They tell you in rehab that relapse is part of recovery. They tell you not to be too hard on yourself if it happens. Just get up and keep trying, they say. So many people don't make it back to the sober side once they relapse because they are scared, or ashamed. I can tell you that this is so. Relapse has been a part of my recovery. Like a few things in my life I have had the privilege of experiencing this genuinely as an individual outside of the "norm" of society.
For instance: when I was growing up and hitting 5th and 6th grades, I started noticing girls. I started noticing girls that way that all the girls I hung out with were noticing boys. All of a sudden there was more feeling to staying over at a friends house and playing with her hair while we watched a movie the way I had done a dozen other times. I knew that I was not in the majority, but I never felt wrong or even different. I just wasn't in the majority. Lemme tell you something; I was raised in Manhattan, Kansas as a jayhawk fan by two KU graduates. Do you think that being in the majority was something that I had to have to exist and be me? Hells no!
See no one wants you to relapse, of course, but no one tells you that there is this stigma that goes with it. It means that you aren't getting something that you are supposed to be getting or that you still think you have control over things you have no control over. Your friends and family ask, "oh, what happened this time?" "You were doing so good." The feeling I have gotten is that there should be some sort of self flagellation and when there isn't a proper amount of shame and remorse for obvious failure, you are certain to drink again.

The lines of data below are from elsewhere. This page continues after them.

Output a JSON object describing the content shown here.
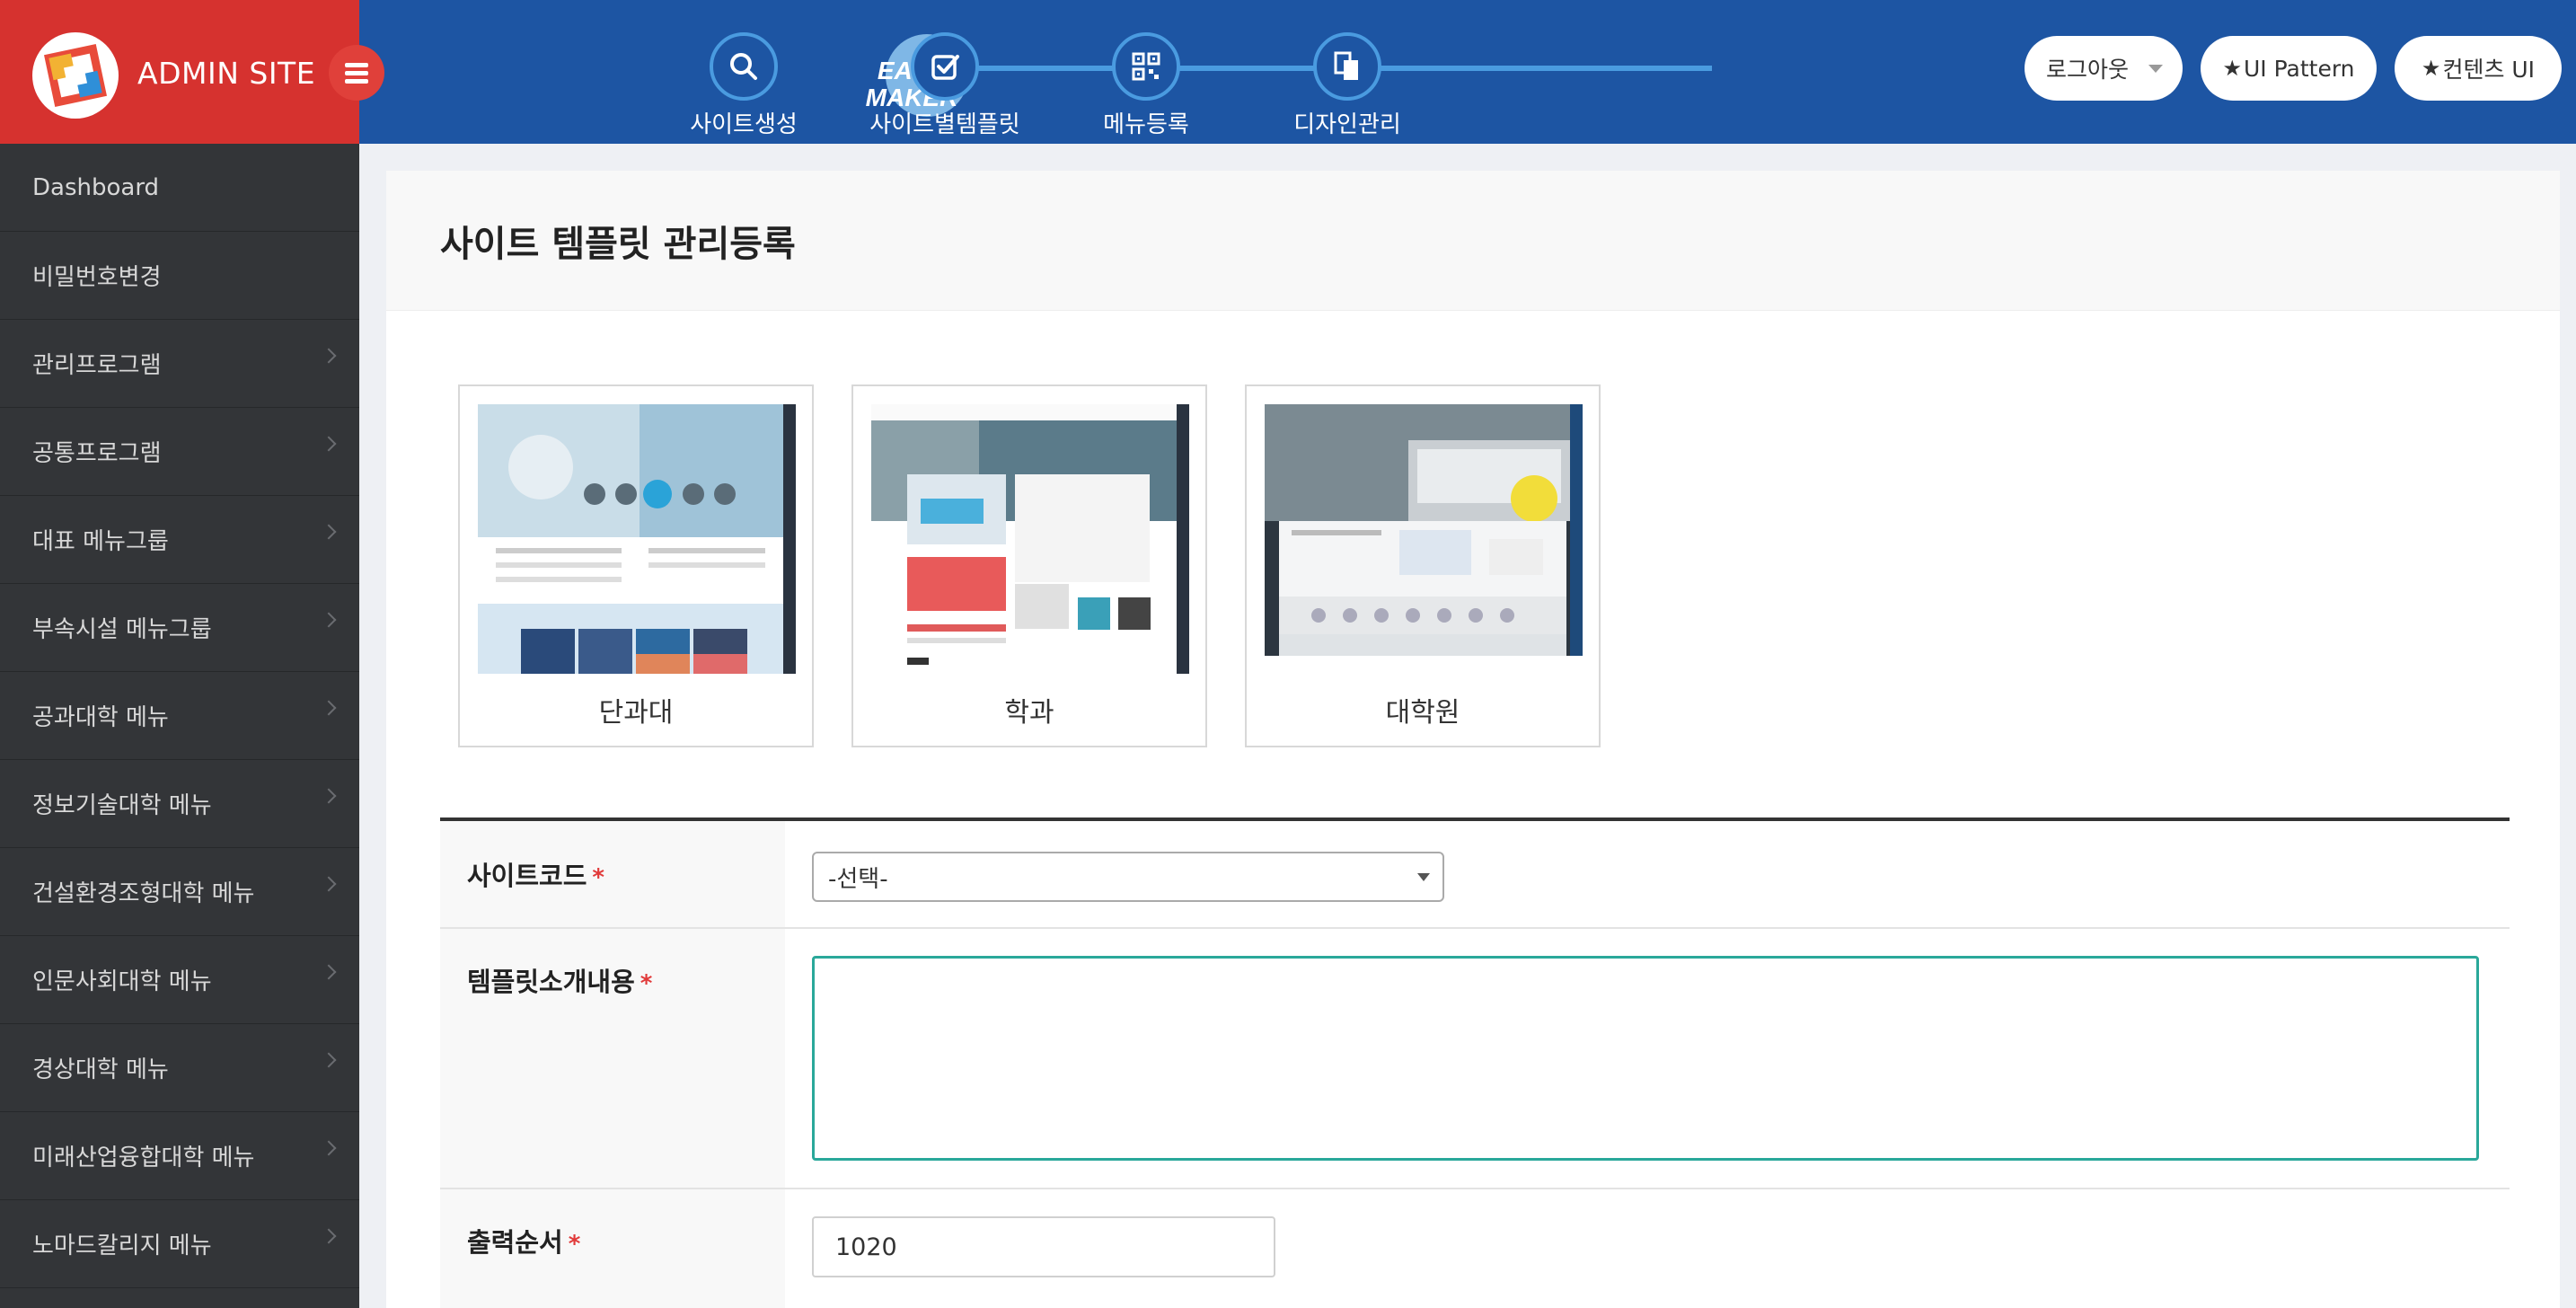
{
  "header": {
    "brand_title": "ADMIN SITE",
    "easy_maker_line1": "EASY",
    "easy_maker_line2": "MAKER",
    "steps": [
      {
        "label": "사이트생성",
        "icon": "search-icon"
      },
      {
        "label": "사이트별템플릿",
        "icon": "check-square-icon"
      },
      {
        "label": "메뉴등록",
        "icon": "qr-grid-icon"
      },
      {
        "label": "디자인관리",
        "icon": "documents-icon"
      }
    ],
    "logout_label": "로그아웃",
    "ui_pattern_label": "UI Pattern",
    "content_ui_label": "컨텐츠 UI",
    "star": "★"
  },
  "sidebar": {
    "items": [
      {
        "label": "Dashboard",
        "has_sub": false
      },
      {
        "label": "비밀번호변경",
        "has_sub": false
      },
      {
        "label": "관리프로그램",
        "has_sub": true
      },
      {
        "label": "공통프로그램",
        "has_sub": true
      },
      {
        "label": "대표 메뉴그룹",
        "has_sub": true
      },
      {
        "label": "부속시설 메뉴그룹",
        "has_sub": true
      },
      {
        "label": "공과대학 메뉴",
        "has_sub": true
      },
      {
        "label": "정보기술대학 메뉴",
        "has_sub": true
      },
      {
        "label": "건설환경조형대학 메뉴",
        "has_sub": true
      },
      {
        "label": "인문사회대학 메뉴",
        "has_sub": true
      },
      {
        "label": "경상대학 메뉴",
        "has_sub": true
      },
      {
        "label": "미래산업융합대학 메뉴",
        "has_sub": true
      },
      {
        "label": "노마드칼리지 메뉴",
        "has_sub": true
      }
    ]
  },
  "main": {
    "title": "사이트 템플릿 관리등록",
    "templates": [
      {
        "label": "단과대"
      },
      {
        "label": "학과"
      },
      {
        "label": "대학원"
      }
    ],
    "form": {
      "site_code_label": "사이트코드",
      "site_code_value": "-선택-",
      "template_desc_label": "템플릿소개내용",
      "template_desc_value": "",
      "order_label": "출력순서",
      "order_value": "1020",
      "required_mark": "*"
    }
  },
  "colors": {
    "brand_red": "#d6322f",
    "topbar_blue": "#1d55a3",
    "step_line_blue": "#4a9be0",
    "sidebar_dark": "#333538",
    "focus_teal": "#2aa89a",
    "required_red": "#e13a3a"
  }
}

So I find myself outside of the "norm" again. Obviously I am not thrilled about relapsing. Yes, I still consider it a relapse or I wouldn't call it that. But, guess what? I am still a successful non-drinker. In the past two years I have drank less that a dozen days. I continue to grow and accept this daily progressive disease. This has jacked up my continuous sobriety, but my life has changed beyond my wildest dreams; I have dreams now! I continue to expand my world. I am becoming softer and learning how to love. I have AMAZING people in my life. I can call anyone in my family at any moment! I am able to listen to people today and not run my own world but I trust myself to know that if I try my best, things will work out the way god wants, not the way I want. I trust god more than I ever have and have quit trying to put him in a box. I seek balance; I am open to direction. I trust my skin gods more than I ever have.
I have two weeks of continuous sobriety today. I fell on my face a long two weeks ago, but I got back up and I continue to recover, like I am going to continue to recover tomorrow and tomorrow. Relapse is hard on me and those close to me; I know that. I do not intend to continue to relapse. I see myself having long term sobriety as I get older. I'm just not there yet. Who knows? Maybe this was the last one. Relapse humbles me like nothing else. I pray to find a way to stay humble without having to drink. I adore sobriety and I have no dreams for myself that do not include sobriety. I am not proud of it, but I am not ashamed of it either. It kills me how much it hurts those closest to me so I will continue to seek balance.